Подобная мысль обожгла сознание Марка. Раньше таких мыслей у него не возникало. Раньше он стремился просто получить удовольствие от процесса и выкинуть, как ненужную игрушку, не задумываясь, что будет дальше с тем, кто побывал в его доме. И, судя по тому, что представители того самого закона, которым пытался прикрыться бармен, еще не нагрянули в дом Марка — жертвы его были безуспешными в попытках найти управу на беззаконие.
Впрочем, что есть закон для того, кто уже давно вне закона. А тюрьмы никак не похожи на те места, где закон блюдут и чтят. И у работающих там были развязаны руки, а уж в их колонии так и вовсе. О них знали везде, в разных городах, все нарушители и все хранители порядка. К ним не стремились. Во многих учреждениях считали, что быть направленным даже на временную замену к ним, в их безнравственный проклятый Тауэр, как сами работающие и заключенные прозвали эту тюрьму, было равносильно самому жестокому наказанию. Многие полагали, что здесь даже работники — оправданные бывшие бандиты, допущенные по непонятным причинам до власти.
Но нет, бандитами они не были. Все надзиратели, врачи, повара, служебный персонал и многие другие были обычными людьми, по разным причинам попавшие именно сюда, проникнувшиеся и прижившиеся, ставшие частью одной системы, где закон был бессилен. И их Тауэр не трогали. Даже власти Королевства просто отворачивались и закрывали глаза, когда речь заходила про данное заведение. Потому что все знали, что сюда привозят самых отъявленных, и что за ними иного надзора, кроме уже устоявшегося, быть не может, и им все прощали и спускали с рук.
Но слушать про закон было занятно. Кажется, парень толком и не знал, с кем имел дело, а если знал, то явно либо не поверил, либо просто не осознал до конца, что, как и к чему. Либо был не в курсе, что рядом с его работой находится столь гнилое место, хотя это, как раз, было бы весьма странным и нереальным. Но бармену виднее.

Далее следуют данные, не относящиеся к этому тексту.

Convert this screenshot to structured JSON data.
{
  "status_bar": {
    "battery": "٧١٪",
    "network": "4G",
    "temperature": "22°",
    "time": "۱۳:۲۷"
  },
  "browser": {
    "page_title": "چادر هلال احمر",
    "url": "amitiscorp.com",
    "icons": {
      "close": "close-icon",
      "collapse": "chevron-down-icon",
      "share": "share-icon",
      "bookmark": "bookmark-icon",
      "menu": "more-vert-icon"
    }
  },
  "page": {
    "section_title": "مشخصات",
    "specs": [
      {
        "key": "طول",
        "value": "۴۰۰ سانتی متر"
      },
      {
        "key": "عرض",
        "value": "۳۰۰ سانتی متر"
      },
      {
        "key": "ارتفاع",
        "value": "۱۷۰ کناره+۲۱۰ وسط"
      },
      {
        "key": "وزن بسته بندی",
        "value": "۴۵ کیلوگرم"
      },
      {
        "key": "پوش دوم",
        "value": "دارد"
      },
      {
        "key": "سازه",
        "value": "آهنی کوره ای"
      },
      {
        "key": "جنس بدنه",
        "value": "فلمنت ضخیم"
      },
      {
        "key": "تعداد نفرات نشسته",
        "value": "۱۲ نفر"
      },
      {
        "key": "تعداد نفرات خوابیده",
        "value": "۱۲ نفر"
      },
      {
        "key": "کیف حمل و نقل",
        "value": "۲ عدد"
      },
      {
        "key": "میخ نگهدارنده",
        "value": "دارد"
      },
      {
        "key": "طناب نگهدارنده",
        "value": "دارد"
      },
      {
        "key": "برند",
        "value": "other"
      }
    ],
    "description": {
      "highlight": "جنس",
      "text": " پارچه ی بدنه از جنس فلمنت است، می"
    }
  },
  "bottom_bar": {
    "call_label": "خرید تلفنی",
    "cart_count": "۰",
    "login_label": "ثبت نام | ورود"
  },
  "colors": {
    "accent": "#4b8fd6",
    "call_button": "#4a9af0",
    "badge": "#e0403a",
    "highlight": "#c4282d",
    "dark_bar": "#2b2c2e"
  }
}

— Давай, расскажи мне еще про закон, а я расскажу тебе, кто я и откуда, и почему для меня закон — всего лишь пустой звук, — сжав пальцами лицо бармена, Марк тихо прорычал слова, оказавшись слишком близко к лицу пойманного, — А потом мы развлечемся, — пальцы сжали щеки сильнее, давя на челюсть, заставляя чуть приоткрыть рот, — И ты сможешь зачитать мне свои права под звук ложащейся на твою спину плети. Уверен, нам обоим это понравится.
Всего лишь на краткое мгновение Марк ощутил, как внутри вспыхнула дикая злость, даже раздражение такой наглостью, ненависть к словам о законе. И это ощущение, ослепившее, повлекло за собой неконтролируемое действие: надзиратель, не так давно распаковавший свои игрушки и успевший припрятать парочку за поясом, неуловимо даже для себя самого взмахнул рукой снизу-вверх, с треском распарывая мокрую ткань рубашки. И единственное, что можно было заметить, это короткий блик на гладкой поверхности ножа.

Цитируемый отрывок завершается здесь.